No runoff election will be required in the election for seats on the Val Verde County Hospital District Board of Trustees, hospital officials said Thursday.

“The Val Verde County Hospital District is governed by Chapter 1110 of the Texas Special District Local Laws Code. Chapter 1110 does not require a director to receive a majority vote. This is similar to most other hospital districts. As such, a runoff election is not required, and the candidate that received the most votes is elected to the public office,” Maricela Arreola, executive assistant to the Val Verde Regional Medical Center chief executive officer and the hospital’s elections coordinator said in a statement emailed to the Del Rio News-Herald on Thursday.

The News-Herald contacted the hospital following Tuesday’s counting of ballots for the three races in the Val Verde County Hospital District election.

Candidates in two of those races were unopposed and are the presumptive winners until the ballots are canvassed by the hospital district’s board of trustees.

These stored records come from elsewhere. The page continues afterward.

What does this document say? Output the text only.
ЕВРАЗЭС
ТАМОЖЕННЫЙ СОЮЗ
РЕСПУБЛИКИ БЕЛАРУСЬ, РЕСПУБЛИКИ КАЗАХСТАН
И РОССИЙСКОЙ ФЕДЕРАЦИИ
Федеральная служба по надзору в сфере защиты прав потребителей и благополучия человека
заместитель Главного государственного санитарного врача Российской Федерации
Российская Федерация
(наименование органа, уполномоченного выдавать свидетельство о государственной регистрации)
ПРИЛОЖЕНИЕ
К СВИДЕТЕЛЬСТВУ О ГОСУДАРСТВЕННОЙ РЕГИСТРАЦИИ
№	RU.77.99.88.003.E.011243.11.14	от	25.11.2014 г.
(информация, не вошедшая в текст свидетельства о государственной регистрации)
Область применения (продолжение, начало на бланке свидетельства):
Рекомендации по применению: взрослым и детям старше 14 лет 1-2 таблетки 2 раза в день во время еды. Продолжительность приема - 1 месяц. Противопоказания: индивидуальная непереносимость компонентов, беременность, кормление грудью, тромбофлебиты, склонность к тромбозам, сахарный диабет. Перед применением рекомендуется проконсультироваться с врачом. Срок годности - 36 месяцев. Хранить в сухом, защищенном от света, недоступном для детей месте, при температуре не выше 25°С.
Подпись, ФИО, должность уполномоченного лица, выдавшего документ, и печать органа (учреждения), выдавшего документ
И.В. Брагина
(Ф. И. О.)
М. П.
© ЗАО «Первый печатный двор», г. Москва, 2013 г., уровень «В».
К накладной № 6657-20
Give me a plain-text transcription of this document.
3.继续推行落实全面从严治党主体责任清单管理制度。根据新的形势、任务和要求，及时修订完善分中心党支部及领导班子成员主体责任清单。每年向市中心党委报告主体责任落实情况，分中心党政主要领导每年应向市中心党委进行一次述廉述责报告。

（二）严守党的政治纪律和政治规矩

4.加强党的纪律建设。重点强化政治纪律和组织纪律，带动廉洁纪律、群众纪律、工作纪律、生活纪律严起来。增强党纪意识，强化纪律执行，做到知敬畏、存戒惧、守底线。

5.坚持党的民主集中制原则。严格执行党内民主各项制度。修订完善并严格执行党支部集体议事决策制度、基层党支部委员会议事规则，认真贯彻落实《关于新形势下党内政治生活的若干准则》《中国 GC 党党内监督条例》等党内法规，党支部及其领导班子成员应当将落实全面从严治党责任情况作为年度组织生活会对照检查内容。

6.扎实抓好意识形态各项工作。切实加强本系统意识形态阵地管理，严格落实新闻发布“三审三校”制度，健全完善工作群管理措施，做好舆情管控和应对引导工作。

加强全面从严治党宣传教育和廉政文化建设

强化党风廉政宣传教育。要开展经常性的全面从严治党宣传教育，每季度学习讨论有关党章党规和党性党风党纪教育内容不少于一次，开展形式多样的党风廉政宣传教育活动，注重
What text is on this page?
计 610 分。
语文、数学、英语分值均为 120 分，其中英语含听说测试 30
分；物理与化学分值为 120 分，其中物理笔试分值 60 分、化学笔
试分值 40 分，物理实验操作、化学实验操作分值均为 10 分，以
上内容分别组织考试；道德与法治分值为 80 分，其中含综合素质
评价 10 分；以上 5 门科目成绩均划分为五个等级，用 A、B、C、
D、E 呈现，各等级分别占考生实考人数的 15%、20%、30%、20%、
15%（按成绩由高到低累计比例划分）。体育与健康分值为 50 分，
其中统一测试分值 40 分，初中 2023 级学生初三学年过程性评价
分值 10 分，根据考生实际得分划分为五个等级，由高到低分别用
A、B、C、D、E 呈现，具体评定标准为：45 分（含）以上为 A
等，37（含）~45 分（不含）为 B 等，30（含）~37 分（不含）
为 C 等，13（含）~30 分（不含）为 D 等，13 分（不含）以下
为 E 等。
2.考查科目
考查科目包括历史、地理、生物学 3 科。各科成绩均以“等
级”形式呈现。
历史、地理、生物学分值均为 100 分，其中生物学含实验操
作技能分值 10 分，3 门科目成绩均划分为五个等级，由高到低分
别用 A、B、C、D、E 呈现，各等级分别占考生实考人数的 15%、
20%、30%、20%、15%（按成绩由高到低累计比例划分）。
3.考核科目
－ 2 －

None of the three candidates in the race for Val Verde County Hospital District Trustee At-Large, election had more than 50 percent of the ballots cast in the race.

Robin Anne Palmer had the most votes in the three-way race, with 5,903 ballots, or 47.54 percent. The incumbent trustee, Raul Alatorre, had 4,989 votes, or 40.18 percent of the ballots cast, and the third candidate, Juan C. Onofre, had 1,525 votes, or 12.28 percent of the total ballots.

Arreola said the hospital’s legal team issued a statement about the election and whether or not a runoff would be required to determine the winner of the trustee at-large seat.

“Pursuant to Section 2.001 of the Texas Election Code, ‘Except as otherwise provided by law, to be elected to a public office, a candidate must receive more votes than any other candidate for the office.’ This is referred to as a plurality vote (versus a majority vote). In other words, unless a statute specifically requires an election to have a majority vote, a runoff election is not required,” the statement reads.

The hospital’s statement also notes, “Per the Texas Secretary of State, the following elections require a majority vote: primary elections, special elections to fill a vacancy in the legislation or congress; elections for an office of a city with a population of 200,000 or more; certain cities that have increased the term of its elected officials; and elections otherwise as provided by law (Education Code, Water Code, etc.).”